Не в осуждение, не в порицание, но в размышление, дабы получше понять, какими мы были до разрухи и чем прежние добрые времена и «бывшие» люди отличались от времен, что наступили после разрушения нашего общего «сараюшки-дровника», пишу я эти строки. Теперь, чтобы ее, кромешницу-разруху углядеть да поймать, потребен стал весьма совершенный микроскоп, через который мы бы смотрели на каждую клеточку, ловя следы разрухи там, где никто и не  подозревал бы присутствия чего-то такого недолжного…

***
…Несколько лет назад скончался один выдающийся ученый, между прочим, наш дальний родственник, правда, родство это обнаружило себя совсем неожиданно, и совсем незадолго до его кончины, но, несомненно и неоспоримо. Для всех он был образцом человека старинного, реликтового, «живой историей», хранящей в себе отблески той еще стародавней русской утонченной ученой культуры, образчиком традиционного поведения в науке и в повседневной жизни, манер, подкупавших многих его необычайным остроумием, свободой, самобытностью, доходящей иногда даже и до некоторой экзотичности поведения, которое он щедро являл и на своих лекциях, и в своих печатных текстах, и в общении с интервьюерами, которым все это, разумеется, безумно нравилось. Расспрашиватели буквально млели от его эпатажных приемов и разворотов мысли… Мол, старинный русский культурный человек – это так прекрасно, так модно!
Рассказывая о себе, он почти всегда, когда речь заходила о его происхождении и, в частности, об отце, непременно шутил: «папа мой был самый непутевый человек», и далее рассказывал о том, как тот, имея в прошлом венчанный брак, в 60 лет женился на семнадцатилетней девушке, его матери. А ведь этот «реликт», как утверждали биографы, был верующим православным человеком…
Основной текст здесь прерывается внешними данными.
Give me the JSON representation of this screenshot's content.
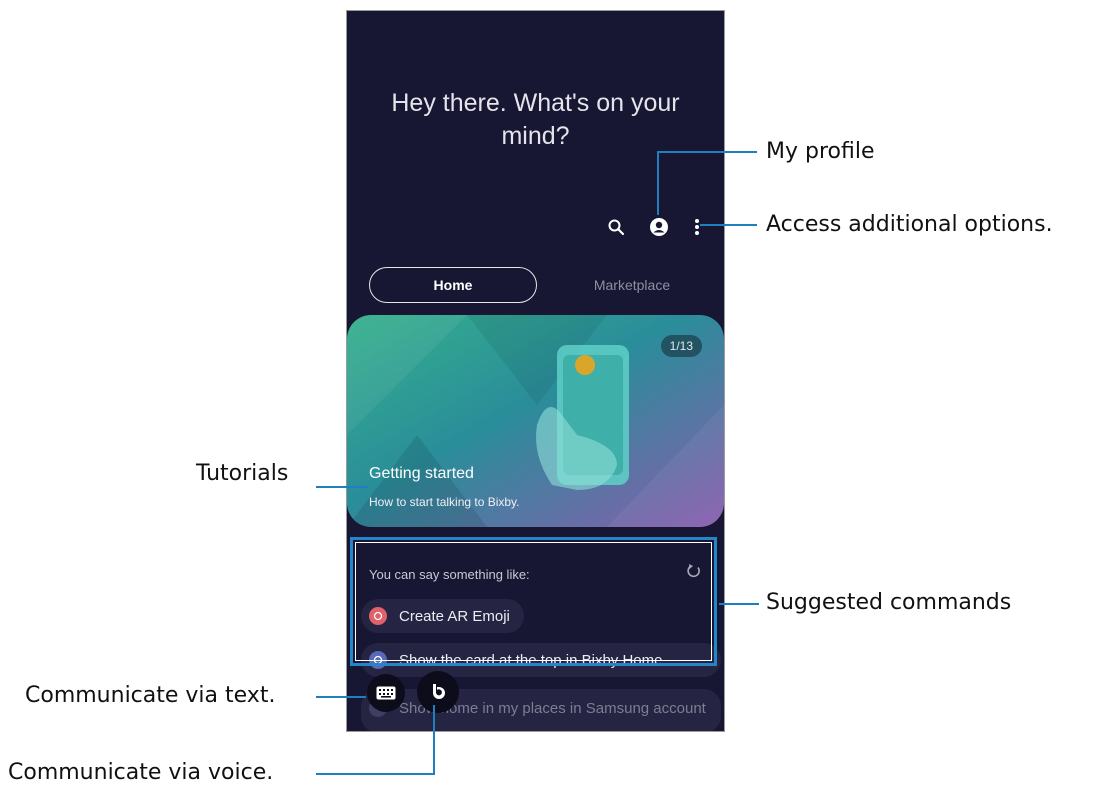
{
  "greeting": "Hey there. What's on your mind?",
  "toolbar": {
    "search_icon": "search-icon",
    "profile_icon": "profile-icon",
    "more_icon": "more-vertical-icon"
  },
  "tabs": {
    "home": "Home",
    "marketplace": "Marketplace"
  },
  "card": {
    "badge": "1/13",
    "title": "Getting started",
    "subtitle": "How to start talking to Bixby."
  },
  "suggestions": {
    "heading": "You can say something like:",
    "items": [
      "Create AR Emoji",
      "Show the card at the top in Bixby Home",
      "Show home in my places in Samsung account"
    ]
  },
  "callouts": {
    "my_profile": "My profile",
    "options": "Access additional options.",
    "tutorials": "Tutorials",
    "suggested": "Suggested commands",
    "text": "Communicate via text.",
    "voice": "Communicate via voice."
  },
  "colors": {
    "phone_bg": "#171633",
    "callout_line": "#1f7fbf",
    "card_teal": "#2aa79a",
    "card_purple": "#7c5aa8"
  }
}
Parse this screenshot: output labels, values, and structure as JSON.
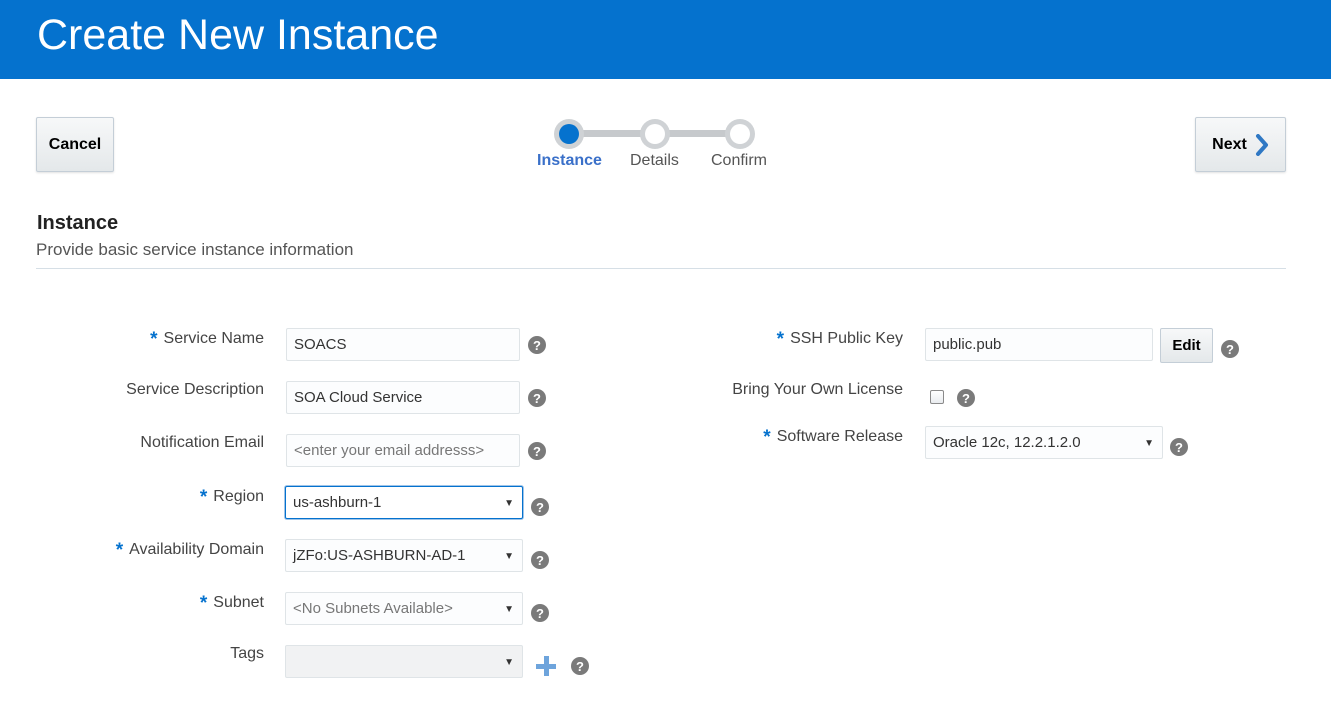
{
  "header": {
    "title": "Create New Instance"
  },
  "toolbar": {
    "cancel_label": "Cancel",
    "next_label": "Next"
  },
  "train": {
    "steps": [
      "Instance",
      "Details",
      "Confirm"
    ],
    "active": "Instance"
  },
  "section": {
    "title": "Instance",
    "subtitle": "Provide basic service instance information"
  },
  "form": {
    "service_name": {
      "label": "Service Name",
      "value": "SOACS",
      "required": "*"
    },
    "service_description": {
      "label": "Service Description",
      "value": "SOA Cloud Service"
    },
    "notification_email": {
      "label": "Notification Email",
      "placeholder": "<enter your email addresss>"
    },
    "region": {
      "label": "Region",
      "value": "us-ashburn-1",
      "required": "*"
    },
    "availability_domain": {
      "label": "Availability Domain",
      "value": "jZFo:US-ASHBURN-AD-1",
      "required": "*"
    },
    "subnet": {
      "label": "Subnet",
      "value": "<No Subnets Available>",
      "required": "*"
    },
    "tags": {
      "label": "Tags",
      "value": ""
    },
    "ssh_public_key": {
      "label": "SSH Public Key",
      "value": "public.pub",
      "required": "*",
      "edit_label": "Edit"
    },
    "byol": {
      "label": "Bring Your Own License",
      "checked": false
    },
    "software_release": {
      "label": "Software Release",
      "value": "Oracle 12c, 12.2.1.2.0",
      "required": "*"
    }
  },
  "icons": {
    "help": "?",
    "caret": "▼"
  },
  "colors": {
    "header_bg": "#0572ce",
    "accent": "#0572ce",
    "required": "#0572ce"
  }
}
Встречая – и не раз! - эти суждения в печати, я не могла избежать сравнения этого оригинального и неплохо знакомого мне типа современного - а ля ретро – человека, с моим дядей, бабушкиным сыном, который в пять лет остался без отца. Я уже рассказывала ранее, что деду моему – офицеру «Дикой дивизии», сохранившей весной 1917 года верность присяге и Государю, невозможно было оставаться в России, что, вернувшись после расформирования дивизии в Москву, он и в штатском был быстро распознан, и, попав в застенки Чрезвычайки, ждал расстрела. Но чудом спасся. Сработало сразу два спасательных «устройства»: его кольцо с дивным огромным сапфиром на пальце (запомним этот сапфир, дорогой читатель, любящий тайны, которые нередко становятся явными, открывая при том еще более глубокие пласты тайн жизни и духа, – про дедовы сапфиры рассказ не за горами), которое его приятель Владимир Нилендер (тот, что потом переводил Архилоха: «Флягу бери - и шагай по скамьям быстроходного судна. /С нею и крышки скорей с емких кувшинов снимай, / Красное черпай - до самой гущи - вино: потому что / Трезвым на страже такой нам не под силу стоять!») сумел всунуть это кольцо кому-то из чинов, и ходатайство Бонч-Бруевича, которого знала еще с давних времен как этнографа-сектоведа, бабушкина сестра Вера Александровна.

Оба ходатайства были «удовлетворены», - деда выпустили как польского репатрианта; были спешно добыты документы из Варшавы, в которой он никогда и не жил, хотя и был чистокровным польским шляхтичем. Однако, собираясь уезжать из России, дед  взял с собой не бабушку с малыми детьми, а другую женщину, не потому что полюбил, но потому что та была дочерью миллионера и имела «камушки», как он сам и выразился: «Не обижайся, Жука (это - бабушке), ведь у нее камушки!». Правда, истины ради, следует сказать – и я повторю слова моей бабушки, -что если бы даже не было этих «камушков», она бы никогда не уехала из России. Без нее она не могла жить. «Лутче есть на своей земле костью лечи, и нежели на чюже славну быти», - она часто повторяла слова из Ипатьевской летописи 1201 года. И дед это тоже знал и уважал…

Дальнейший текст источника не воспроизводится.